Все это, конечно, мечты, — говорил он, усмехаясь. — Ваш отец получает у нас всего семьдесят пять рублей месячных, а детей у него, кроме вас, еще пять человек, мал мала меньше, — значит, вам скорей всего придется всю жизнь прожить в бедности. Но и то сказать: какая же беда в мечтах? Они оживляют, дают силы, надежды. А потом, разве не бывает так, что некоторые мечты вдруг сбываются?.. Редко, разумеется, весьма редко, а сбываются… Ведь вот выиграл же недавно по выигрышному билету повар на вокзале в Курске двести тысяч, — простой повар!
Она пыталась делать вид, что принимает все это за милые шутки, заставляла себя взглядывать на него, улыбаться, а я, будто и не слыша ничего, раскладывал пасьянс «Наполеон». Он же пошел однажды еще дальше, — вдруг молвил, кивнув в мою сторону:
— Вот этот молодой человек тоже, верно, мечтает: мол, помрет в некий срок папенька и будут у него куры не клевать золота! А куры-то и впрямь не будут клевать, потому что клевать будет нечего. У папеньки, разумеется, кое-что есть, — например, именьице в тысячу десятин чернозему в Самарской губернии, — только навряд оно сынку достанется, не очень-то он папеньку своей любовью жалует, и, насколько понимаю, выйдет из него мот первой степени…

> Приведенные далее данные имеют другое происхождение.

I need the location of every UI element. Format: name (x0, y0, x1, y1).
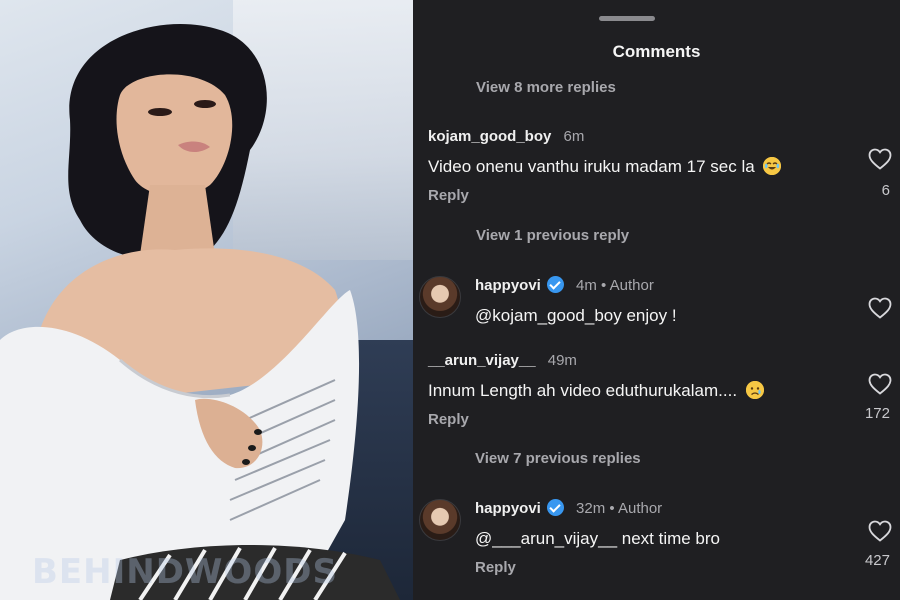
like-count: 6 (881, 182, 890, 199)
reply-username[interactable]: happyovi (475, 500, 541, 517)
reply-meta: happyovi 4m • Author (475, 276, 900, 294)
comment-text: Innum Length ah video eduthurukalam.... (428, 381, 900, 401)
view-previous-replies-link[interactable]: View 1 previous reply (476, 227, 629, 244)
like-heart-icon[interactable] (868, 520, 892, 544)
comment-username[interactable]: __arun_vijay__ (428, 352, 536, 369)
reply-text: @kojam_good_boy enjoy ! (475, 306, 677, 325)
like-count: 427 (864, 552, 890, 569)
comment-text-content: Video onenu vanthu iruku madam 17 sec la (428, 157, 755, 176)
comment-timestamp: 6m (563, 128, 585, 145)
drag-handle[interactable] (599, 16, 655, 21)
view-more-replies-link[interactable]: View 8 more replies (476, 79, 616, 96)
photo-panel: BEHINDWOODS (0, 0, 413, 600)
avatar[interactable] (419, 276, 461, 318)
reply-meta: happyovi 32m • Author (475, 499, 900, 517)
comment-meta: __arun_vijay__ 49m (428, 352, 900, 369)
laughing-crying-emoji-icon (763, 157, 782, 175)
reply-username[interactable]: happyovi (475, 277, 541, 294)
sad-face-emoji-icon (745, 381, 764, 399)
comments-sheet: Comments View 8 more replies kojam_good_… (413, 0, 900, 600)
reply-button[interactable]: Reply (428, 187, 900, 204)
reply-timestamp: 4m (576, 277, 597, 294)
watermark-logo: BEHINDWOODS (32, 552, 338, 592)
portrait-illustration (0, 24, 400, 600)
like-heart-icon[interactable] (868, 373, 892, 397)
author-label: • Author (601, 277, 654, 294)
avatar[interactable] (419, 499, 461, 541)
like-count: 172 (864, 405, 890, 422)
like-heart-icon[interactable] (868, 297, 892, 321)
panel-title: Comments (612, 42, 701, 61)
reply-button[interactable]: Reply (428, 411, 900, 428)
comment-item: kojam_good_boy 6m Video onenu vanthu iru… (428, 128, 900, 204)
comment-timestamp: 49m (547, 352, 577, 369)
like-heart-icon[interactable] (868, 148, 892, 172)
reply-text: @___arun_vijay__ next time bro (475, 529, 721, 548)
comment-username[interactable]: kojam_good_boy (428, 128, 551, 145)
comment-meta: kojam_good_boy 6m (428, 128, 900, 145)
comment-text: Video onenu vanthu iruku madam 17 sec la (428, 157, 900, 177)
author-label: • Author (609, 500, 663, 517)
comment-item: __arun_vijay__ 49m Innum Length ah video… (428, 352, 900, 428)
view-previous-replies-link[interactable]: View 7 previous replies (475, 450, 641, 467)
comment-text-content: Innum Length ah video eduthurukalam.... (428, 381, 738, 400)
reply-button[interactable]: Reply (475, 559, 900, 576)
reply-timestamp: 32m (576, 500, 606, 517)
verified-badge-icon (546, 499, 564, 516)
verified-badge-icon (546, 276, 564, 293)
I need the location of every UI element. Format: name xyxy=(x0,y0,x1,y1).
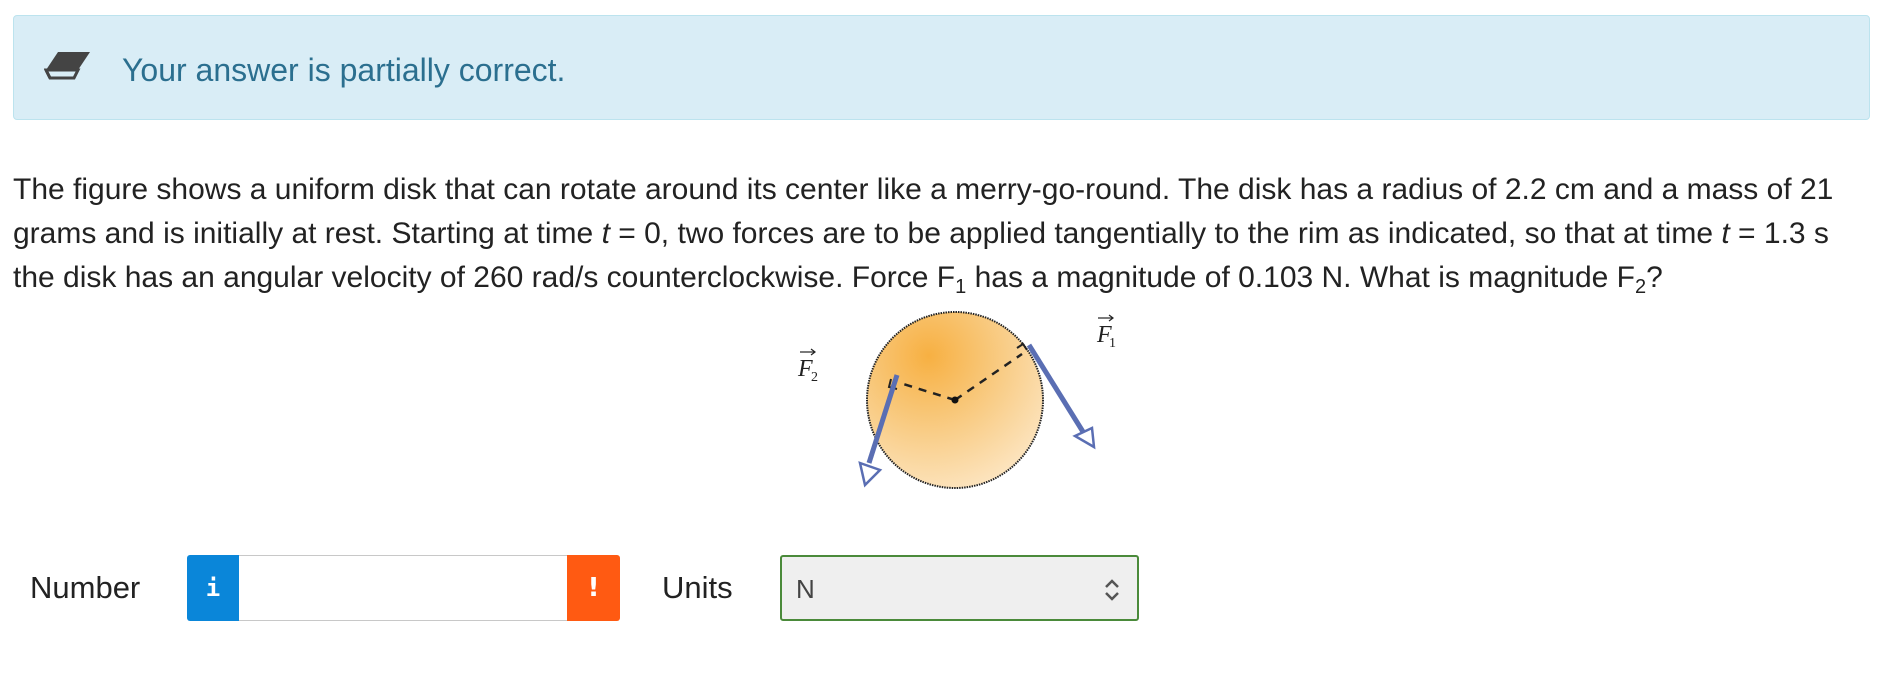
number-input[interactable] xyxy=(239,555,567,621)
chevron-up-down-icon xyxy=(1105,579,1119,601)
number-label: Number xyxy=(30,570,141,605)
center-pivot xyxy=(951,396,959,404)
label-f2: F 2 xyxy=(797,348,818,385)
force-arrowhead-f1 xyxy=(1072,426,1096,450)
question-part: ? xyxy=(1646,261,1663,294)
units-select[interactable]: N xyxy=(780,555,1139,621)
variable-t: t xyxy=(1721,217,1730,250)
units-label: Units xyxy=(662,570,733,605)
f1-subscript: 1 xyxy=(1109,336,1116,351)
label-f1: F 1 xyxy=(1096,314,1116,351)
question-text: The figure shows a uniform disk that can… xyxy=(13,168,1873,300)
question-part: = 0, two forces are to be applied tangen… xyxy=(609,217,1722,250)
f2-subscript: 2 xyxy=(811,370,818,385)
units-selected-value: N xyxy=(796,574,815,604)
feedback-message: Your answer is partially correct. xyxy=(122,52,566,88)
warning-button[interactable]: ! xyxy=(567,555,620,621)
feedback-banner: Your answer is partially correct. xyxy=(13,15,1870,120)
eraser-icon xyxy=(44,52,90,80)
subscript: 1 xyxy=(955,276,967,298)
disk-figure: F 1 F 2 xyxy=(797,311,1116,489)
info-button[interactable]: i xyxy=(187,555,239,621)
question-part: has a magnitude of 0.103 N. What is magn… xyxy=(966,261,1635,294)
force-arrowhead-f2 xyxy=(858,461,883,488)
subscript: 2 xyxy=(1634,276,1647,298)
variable-t: t xyxy=(601,217,610,250)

Был этот последний разговор вечером под Петров день, — очень мне памятный. Утром того дня отец уехал в собор, из собора — на завтрак к имениннику-губернатору. Он и без того никогда не завтракал в будни дома, так что и в тот день мы завтракали втроем, и под конец завтрака Лиля, когда подали вместо ее любимых хворостиков вишневый кисель, стала пронзительно кричать на Гурия, стуча кулачками по столу, сошвырнула на пол тарелку, затрясла головой, захлебнулась от злых рыданий. Мы кое-как дотащили ее в ее комнату, — она брыкалась, кусала нам руки, — умолили ее успокоиться, наобещали жестоко наказать повара, и она стихла наконец и заснула. Сколько трепетной нежности было для нас даже в одном этом — в совместных усилиях тащить ее, то и дело касаясь рук друг друга! На дворе шумел дождь, в темнеющих комнатах сверкала иногда молния и содрогались стекла от грома.
— Это на нее так гроза подействовала, — радостно сказала она шепотом, когда мы вышли в коридор, и вдруг насторожилась:
— О, где-то пожар!
Мы пробежали в столовую, распахнули окно — мимо пас, вдоль бульвара, с грохотом неслась пожарная команда. На тополи лился быстрый ливень, — гроза уже прошла, точно он потушил ее, — в грохоте длинных несущихся дрог с медными касками стоящих на них пожарных, со шлангами и лестницами, в звоне поддужных колокольцов над гривами черных битюгов, с треском подков мчавших галопом эти дроги по булыжной мостовой, нежно, бесовски игриво, предостерегающе пел рожок горниста… Потом часто, часто забил набат на колокольне Ивана Воина на Лавах… Мы рядом, близко друг к другу, стояли у окна, в которое свежо пахло водой и городской мокрой пылью, и, казалось, только смотрели и слушали с пристальным волнением. Потом мелькнули последние дроги с каким-то громадным красным баком на них, сердце у меня забилось сильнее, лоб стянуло — я взял ее безжизненно висевшую вдоль бедра руку, умоляюще глядя ей в щеку, и она стала бледнеть, приоткрыла губы, подняла вздохом грудь и тоже как бы умоляюще повернула ко мне светлые, полные слез глаза, а я охватил ее плечо и впервые в жизни сомлел в нежном холоде девичьих губ… Не было после того ни единого дня без наших ежечасных, будто бы случайных встреч то в гостиной, то в зале, то в коридоре, даже в кабинете отца, приезжавшего домой только к вечеру, — этих коротких встреч и отчаянно долгих, ненасытных и уже нестерпимых в своей неразрешимости поцелуев. И отец, что-то чуя, опять перестал выходить к вечернему чаю в столовую, стал опять молчалив и угрюм. Но мы уже не обращали на него внимания, и она стала спокойнее и серьезнее за обедами.